Navraj Hanspal, School of Mechanical, Aerospace and Civil Engineering, University of Manchester, C-32, George Begg Building, Sackville Street, Manchester, M60 1QD, United Kingdom, Keigi Fujiwara, Cardiovascular Reserach Institute, University of Rochester, Rochester, NY 14642, and Michael R. King, Biomedical Engineering, University of Rochester, 218 Goergen Hall, RC 270168, Rochester, NY 14627.

In this paper we present a CFD analysis of blood flow within a guinea pig vessel to investigate mechanosignaling effects when endothelial cells are subjected to fluid shear stress conditions. Blood is considered to be incompressible and the flow model is described by the Navier-Stokes and the continuity equations. The rheological behavior of the blood is based on the Power law and the Casson constitutive equations. A standard Galerkin finite element technique has been applied for the solution of the flow equations within a 2-D axisymmetric and 3-D framework. Relationships of the stenosis severity and flow data such as flow rate and flow pressure are obtained from the numerical simulations.

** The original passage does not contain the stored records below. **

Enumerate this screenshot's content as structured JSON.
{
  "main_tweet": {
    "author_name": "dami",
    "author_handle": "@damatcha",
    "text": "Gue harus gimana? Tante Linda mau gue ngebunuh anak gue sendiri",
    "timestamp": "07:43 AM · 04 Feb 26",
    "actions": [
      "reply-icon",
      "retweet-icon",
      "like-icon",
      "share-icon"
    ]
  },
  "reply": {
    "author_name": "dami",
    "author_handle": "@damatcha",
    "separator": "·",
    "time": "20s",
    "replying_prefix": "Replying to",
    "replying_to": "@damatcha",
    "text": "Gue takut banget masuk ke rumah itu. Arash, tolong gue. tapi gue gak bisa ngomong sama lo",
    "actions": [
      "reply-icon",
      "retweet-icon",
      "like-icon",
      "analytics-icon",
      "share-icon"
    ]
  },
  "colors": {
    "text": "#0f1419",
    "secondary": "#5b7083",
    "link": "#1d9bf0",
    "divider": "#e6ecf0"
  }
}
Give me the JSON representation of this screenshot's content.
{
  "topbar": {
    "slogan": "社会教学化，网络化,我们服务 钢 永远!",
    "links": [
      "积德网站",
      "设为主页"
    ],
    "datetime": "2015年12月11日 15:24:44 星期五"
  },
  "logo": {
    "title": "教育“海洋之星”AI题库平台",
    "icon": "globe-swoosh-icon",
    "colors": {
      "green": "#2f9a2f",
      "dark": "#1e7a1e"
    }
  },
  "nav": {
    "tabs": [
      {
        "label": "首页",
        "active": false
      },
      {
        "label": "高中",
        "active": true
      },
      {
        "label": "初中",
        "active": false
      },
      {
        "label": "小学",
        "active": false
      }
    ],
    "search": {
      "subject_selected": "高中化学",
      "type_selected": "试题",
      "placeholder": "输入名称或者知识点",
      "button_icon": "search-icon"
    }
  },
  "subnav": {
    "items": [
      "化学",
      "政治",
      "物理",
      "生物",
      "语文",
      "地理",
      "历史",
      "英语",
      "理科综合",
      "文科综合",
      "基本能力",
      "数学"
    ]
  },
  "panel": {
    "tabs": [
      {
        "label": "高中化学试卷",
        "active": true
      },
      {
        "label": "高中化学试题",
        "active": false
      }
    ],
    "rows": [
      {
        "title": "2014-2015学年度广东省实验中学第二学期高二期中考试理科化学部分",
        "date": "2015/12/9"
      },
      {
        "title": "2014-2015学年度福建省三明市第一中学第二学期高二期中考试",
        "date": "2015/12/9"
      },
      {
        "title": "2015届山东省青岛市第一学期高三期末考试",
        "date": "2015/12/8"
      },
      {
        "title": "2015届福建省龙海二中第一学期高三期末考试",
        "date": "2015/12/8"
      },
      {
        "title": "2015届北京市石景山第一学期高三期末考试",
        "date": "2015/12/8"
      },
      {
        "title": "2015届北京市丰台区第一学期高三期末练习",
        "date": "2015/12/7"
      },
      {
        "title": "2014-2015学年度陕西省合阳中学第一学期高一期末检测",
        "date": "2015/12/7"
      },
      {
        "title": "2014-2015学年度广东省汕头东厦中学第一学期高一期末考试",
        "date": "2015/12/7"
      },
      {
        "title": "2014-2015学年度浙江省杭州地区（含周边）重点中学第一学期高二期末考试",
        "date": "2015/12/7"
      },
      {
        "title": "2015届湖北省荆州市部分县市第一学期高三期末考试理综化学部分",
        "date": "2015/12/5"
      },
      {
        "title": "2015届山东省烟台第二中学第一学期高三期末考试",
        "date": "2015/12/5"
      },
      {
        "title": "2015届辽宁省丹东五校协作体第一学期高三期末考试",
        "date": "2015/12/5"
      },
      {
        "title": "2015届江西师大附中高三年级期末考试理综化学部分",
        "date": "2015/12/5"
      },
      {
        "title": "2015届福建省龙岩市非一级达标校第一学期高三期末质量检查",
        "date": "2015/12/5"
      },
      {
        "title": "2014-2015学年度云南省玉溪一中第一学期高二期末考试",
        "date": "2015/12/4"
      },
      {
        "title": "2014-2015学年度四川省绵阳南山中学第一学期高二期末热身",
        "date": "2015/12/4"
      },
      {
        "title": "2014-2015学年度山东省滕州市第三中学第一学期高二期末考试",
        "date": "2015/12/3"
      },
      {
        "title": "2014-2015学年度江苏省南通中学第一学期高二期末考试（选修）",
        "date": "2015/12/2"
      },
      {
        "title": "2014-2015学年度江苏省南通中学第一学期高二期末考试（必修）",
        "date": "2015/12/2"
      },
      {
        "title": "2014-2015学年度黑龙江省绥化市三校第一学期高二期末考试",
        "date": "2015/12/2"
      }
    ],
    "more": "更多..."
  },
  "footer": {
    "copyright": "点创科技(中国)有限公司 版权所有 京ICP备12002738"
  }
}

Results are presented in the form of simulated flow patterns and wall shear stress plots within the computational domain. The effects of disturbed flow patterns on the wall shear stress have been investigated downstream of the constriction to compare with endothelial mechanosignaling patterns found within guinea pig vessels. Finally, a comparison of the 2-D and 3-D simulations has been carried out to assess the accuracy of the simulations against available experimental data.